Gru 3. Mi villano favorito, de Illumination Entertainment.
Gru 3. Mi villano favorito, de Illumination Entertainment.larazon

Parece que con el calor que ha hecho estos días atrás no apetecía mucho salir de casa, ¿verdad? Pero... qué mejor destino que el aire acondicionado de un cine para pasar una tarde entretenida?

Así que ayer aprovechamos en familia el día del espectador para ir a ver el último estreno de Illumination Entertainment: Gru 3. Mi Villano Favorito. Y como no... a los Minions. Sin duda un estreno muy esperado (empezamos a ver trailers hace meses) con casi 5 millones de euros de recaudación en su primer fin de semana en cartelera.

Y es que los Minions ya han inundado nuestras casas, nuestros armarios, nuestros móviles y tabletas. Un fenómeno un tanto escatológico que cautiva a niños y hace gracia a mayores.

Así que no había dudas: teníamos que verla.
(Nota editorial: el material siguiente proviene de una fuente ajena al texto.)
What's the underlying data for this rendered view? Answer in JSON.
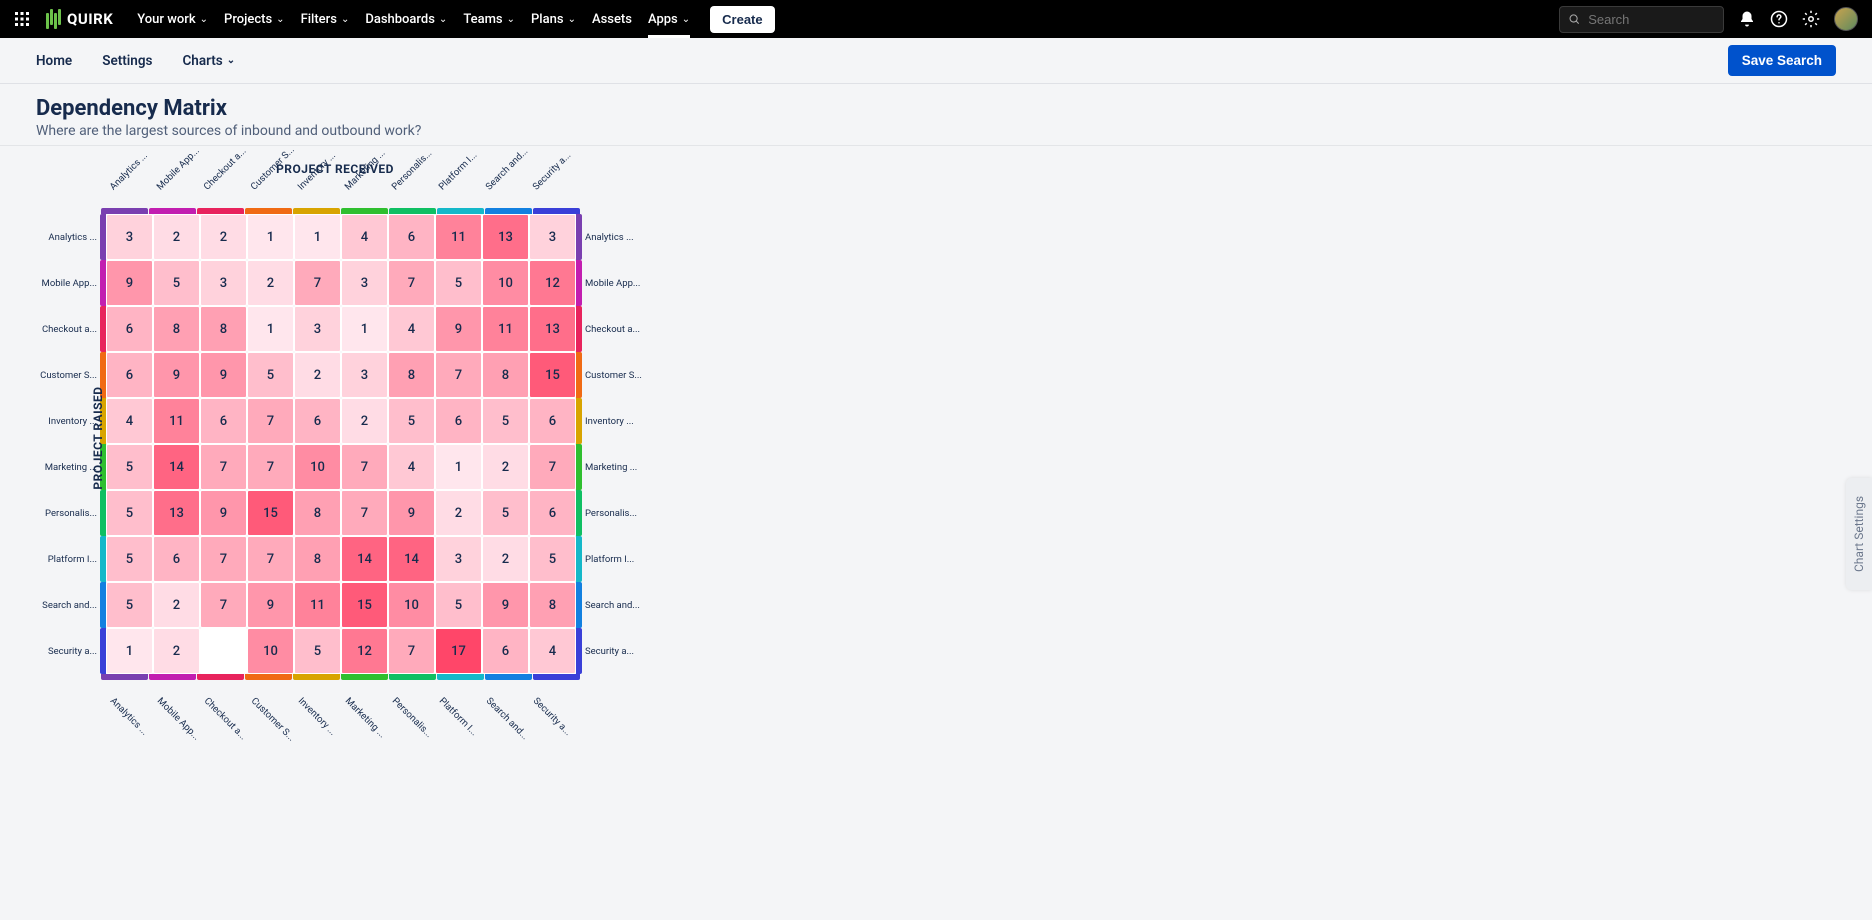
{
  "brand": "QUIRK",
  "nav": {
    "items": [
      "Your work",
      "Projects",
      "Filters",
      "Dashboards",
      "Teams",
      "Plans",
      "Assets",
      "Apps"
    ],
    "has_dropdown": [
      true,
      true,
      true,
      true,
      true,
      true,
      false,
      true
    ],
    "active_index": 7,
    "create": "Create"
  },
  "search": {
    "placeholder": "Search"
  },
  "secnav": {
    "home": "Home",
    "settings": "Settings",
    "charts": "Charts",
    "save": "Save Search"
  },
  "page": {
    "title": "Dependency Matrix",
    "subtitle": "Where are the largest sources of inbound and outbound work?"
  },
  "side_tab": "Chart Settings",
  "chart_data": {
    "type": "heatmap",
    "title": "Dependency Matrix",
    "xlabel": "PROJECT RECEIVED",
    "ylabel": "PROJECT RAISED",
    "categories": [
      "Analytics ...",
      "Mobile App...",
      "Checkout a...",
      "Customer S...",
      "Inventory ...",
      "Marketing ...",
      "Personalis...",
      "Platform I...",
      "Search and...",
      "Security a..."
    ],
    "colors": [
      "#7a3fb0",
      "#c21eb0",
      "#e8235d",
      "#f06a14",
      "#d8a400",
      "#2fbf2f",
      "#0fbf63",
      "#14b8c9",
      "#1280e0",
      "#3a3fd8"
    ],
    "values": [
      [
        3,
        2,
        2,
        1,
        1,
        4,
        6,
        11,
        13,
        3
      ],
      [
        9,
        5,
        3,
        2,
        7,
        3,
        7,
        5,
        10,
        12
      ],
      [
        6,
        8,
        8,
        1,
        3,
        1,
        4,
        9,
        11,
        13
      ],
      [
        6,
        9,
        9,
        5,
        2,
        3,
        8,
        7,
        8,
        15
      ],
      [
        4,
        11,
        6,
        7,
        6,
        2,
        5,
        6,
        5,
        6
      ],
      [
        5,
        14,
        7,
        7,
        10,
        7,
        4,
        1,
        2,
        7
      ],
      [
        5,
        13,
        9,
        15,
        8,
        7,
        9,
        2,
        5,
        6
      ],
      [
        5,
        6,
        7,
        7,
        8,
        14,
        14,
        3,
        2,
        5
      ],
      [
        5,
        2,
        7,
        9,
        11,
        15,
        10,
        5,
        9,
        8
      ],
      [
        1,
        2,
        null,
        10,
        5,
        12,
        7,
        17,
        6,
        4
      ]
    ]
  }
}
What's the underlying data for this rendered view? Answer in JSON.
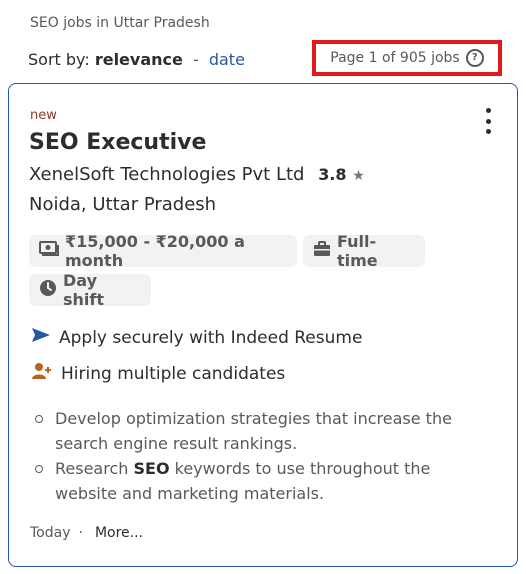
{
  "header": {
    "breadcrumb": "SEO jobs in Uttar Pradesh",
    "sort_label": "Sort by:",
    "sort_relevance": "relevance",
    "sort_separator": "-",
    "sort_date": "date",
    "page_count": "Page 1 of 905 jobs"
  },
  "job": {
    "new_tag": "new",
    "title": "SEO Executive",
    "company": "XenelSoft Technologies Pvt Ltd",
    "rating": "3.8",
    "location": "Noida, Uttar Pradesh",
    "salary": "₹15,000 - ₹20,000 a month",
    "job_type": "Full-time",
    "shift": "Day shift",
    "feature_apply": "Apply securely with Indeed Resume",
    "feature_hiring": "Hiring multiple candidates",
    "bullet_1": "Develop optimization strategies that increase the search engine result rankings.",
    "bullet_2_before": "Research ",
    "bullet_2_bold": "SEO",
    "bullet_2_after": " keywords to use throughout the website and marketing materials.",
    "posted": "Today",
    "dot": "·",
    "more": "More..."
  },
  "icons": {
    "help": "help-circle-icon",
    "menu": "more-vertical-icon",
    "star": "star-icon",
    "salary": "money-icon",
    "job_type": "briefcase-icon",
    "shift": "clock-icon",
    "apply": "send-arrow-icon",
    "hiring": "person-add-icon"
  },
  "colors": {
    "link": "#2557a7",
    "highlight_box": "#e01a1a",
    "new_tag": "#8a3a2a",
    "hiring_icon": "#b5651d",
    "chip_bg": "#f3f2f1"
  }
}
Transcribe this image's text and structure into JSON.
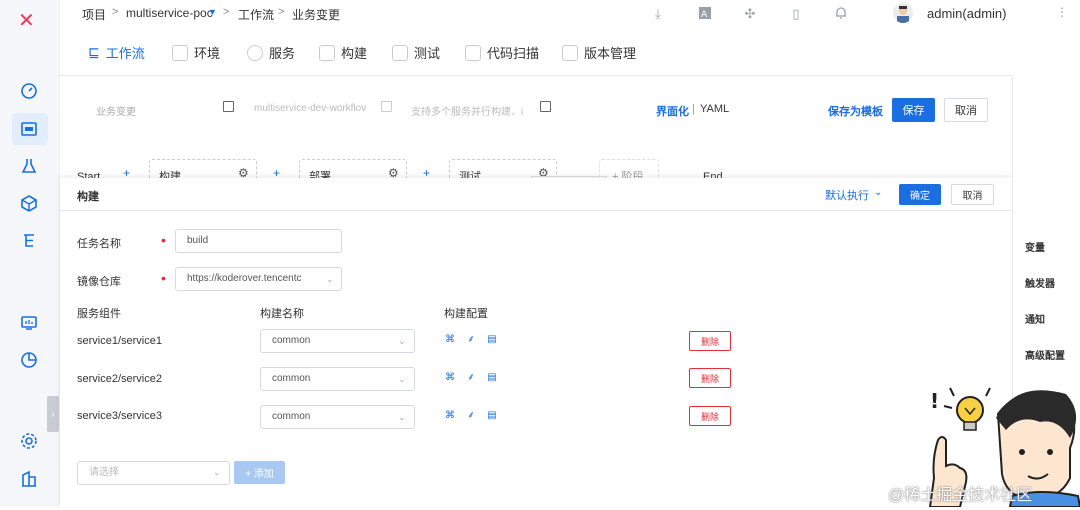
{
  "breadcrumb": {
    "project": "项目",
    "sep": ">",
    "service_project": "multiservice-poc",
    "workflow": "工作流",
    "current": "业务变更"
  },
  "user": {
    "name": "admin(admin)"
  },
  "tabs": [
    {
      "label": "工作流",
      "icon": "workflow-icon",
      "active": true
    },
    {
      "label": "环境",
      "icon": "environment-icon"
    },
    {
      "label": "服务",
      "icon": "service-icon"
    },
    {
      "label": "构建",
      "icon": "build-icon"
    },
    {
      "label": "测试",
      "icon": "test-icon"
    },
    {
      "label": "代码扫描",
      "icon": "scan-icon"
    },
    {
      "label": "版本管理",
      "icon": "version-icon"
    }
  ],
  "workflow": {
    "name": "业务变更",
    "key": "multiservice-dev-workflov",
    "description": "支持多个服务并行构建、i",
    "mode_gui": "界面化",
    "mode_sep": "|",
    "mode_yaml": "YAML",
    "save_template": "保存为模板",
    "save": "保存",
    "cancel": "取消"
  },
  "stages": {
    "start": "Start",
    "end": "End",
    "items": [
      "构建",
      "部署",
      "测试"
    ],
    "add_stage": "+ 阶段",
    "plus": "+"
  },
  "drawer": {
    "title": "构建",
    "exec_mode": "默认执行",
    "confirm": "确定",
    "cancel": "取消",
    "task_name_label": "任务名称",
    "task_name_value": "build",
    "repo_label": "镜像仓库",
    "repo_value": "https://koderover.tencentc",
    "col_service": "服务组件",
    "col_build_name": "构建名称",
    "col_build_config": "构建配置",
    "rows": [
      {
        "service": "service1/service1",
        "build": "common",
        "delete": "删除"
      },
      {
        "service": "service2/service2",
        "build": "common",
        "delete": "删除"
      },
      {
        "service": "service3/service3",
        "build": "common",
        "delete": "删除"
      }
    ],
    "select_placeholder": "请选择",
    "add_label": "+ 添加"
  },
  "right_panel": [
    "变量",
    "触发器",
    "通知",
    "高级配置"
  ],
  "watermark": "@稀土掘金技术社区",
  "colors": {
    "primary": "#1a6ee0",
    "danger": "#e0303a",
    "brand": "#e63b5a"
  }
}
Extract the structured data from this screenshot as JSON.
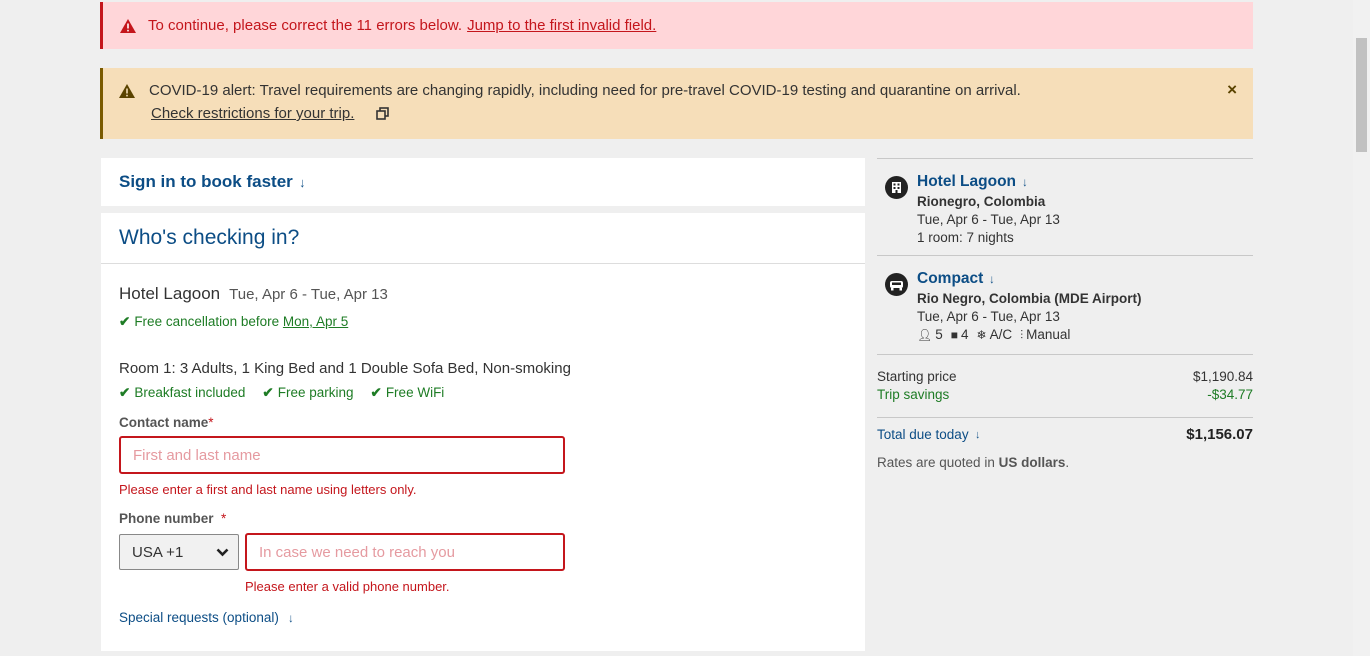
{
  "alerts": {
    "error": {
      "message": "To continue, please correct the 11 errors below.",
      "link": "Jump to the first invalid field."
    },
    "covid": {
      "message": "COVID-19 alert: Travel requirements are changing rapidly, including need for pre-travel COVID-19 testing and quarantine on arrival.",
      "link": "Check restrictions for your trip.",
      "close": "×"
    }
  },
  "signin": {
    "label": "Sign in to book faster"
  },
  "checkin": {
    "title": "Who's checking in?",
    "hotel_name": "Hotel Lagoon",
    "dates": "Tue, Apr 6 - Tue, Apr 13",
    "cancellation_text": "Free cancellation before",
    "cancellation_date": "Mon, Apr 5",
    "room": "Room 1: 3 Adults, 1 King Bed and 1 Double Sofa Bed, Non-smoking",
    "amenities": [
      "Breakfast included",
      "Free parking",
      "Free WiFi"
    ],
    "contact": {
      "label": "Contact name",
      "required": "*",
      "placeholder": "First and last name",
      "error": "Please enter a first and last name using letters only."
    },
    "phone": {
      "label": "Phone number",
      "required": "*",
      "country": "USA +1",
      "placeholder": "In case we need to reach you",
      "error": "Please enter a valid phone number."
    },
    "special_requests": "Special requests (optional)"
  },
  "summary": {
    "hotel": {
      "name": "Hotel Lagoon",
      "location": "Rionegro, Colombia",
      "dates": "Tue, Apr 6 - Tue, Apr 13",
      "rooms": "1 room: 7 nights"
    },
    "car": {
      "name": "Compact",
      "location": "Rio Negro, Colombia (MDE Airport)",
      "dates": "Tue, Apr 6 - Tue, Apr 13",
      "passengers": "5",
      "bags": "4",
      "ac": "A/C",
      "transmission": "Manual"
    },
    "price": {
      "starting_label": "Starting price",
      "starting_value": "$1,190.84",
      "savings_label": "Trip savings",
      "savings_value": "-$34.77",
      "total_label": "Total due today",
      "total_value": "$1,156.07",
      "rates_prefix": "Rates are quoted in",
      "rates_currency": "US dollars",
      "rates_suffix": "."
    }
  },
  "colors": {
    "accent": "#0c4d85",
    "error": "#c4161c",
    "success": "#1e7c25",
    "warning_bg": "#f6deb9",
    "error_bg": "#ffd6d9"
  }
}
La historia tiene como base el choque entre el bien y el mal. Villanos contra “antivillanos”. Por un lado tenemos a Gru, ahora en el lado del bien y por otro lado al villano Balthazar Bratt (un villano anclado en los 80) y al hermano gemelo de Gru: Dru, villano en ciernes y que tentará al protagonista. La defensa del bien, la relación amor-odio entre hermanos, las dificultades de una recién llegada a la familia esposa por integrarse con los niños... y la eterna búsqueda de los Minions de un villano de verdad a quien seguir. Muchas historias entrelazadas que hacen que no pierdas la atención ni un momento y la hora y media de duración se te pase en un pis pas.

La película nos pareció entretenida, no te aburres ni un segundo. Divertida, nos reímos bastante. Muy bien hecha, por supuesto. Lo mejor, el reencuentro y la relación entre Gru y Dru.

Pero no puedo decir que me pareciera un peliculón.

Además de resultar en ocasiones bastante predecible, los famosos Minions no tienen mucho protagonismo, y cuando aparecen se limitan a hacer lo que normalmente corregimos a los niños: gritar, enseñar el trasero, echarse pedos y pegarse. Los niños encantados, claro. Pero lo hacen tantas veces que ya no tiene ni la gracia ni la originalidad de la primera vez.

Pero ojo, a los niños les encanta, así que no me arrepiento para nada de haber ido a verla.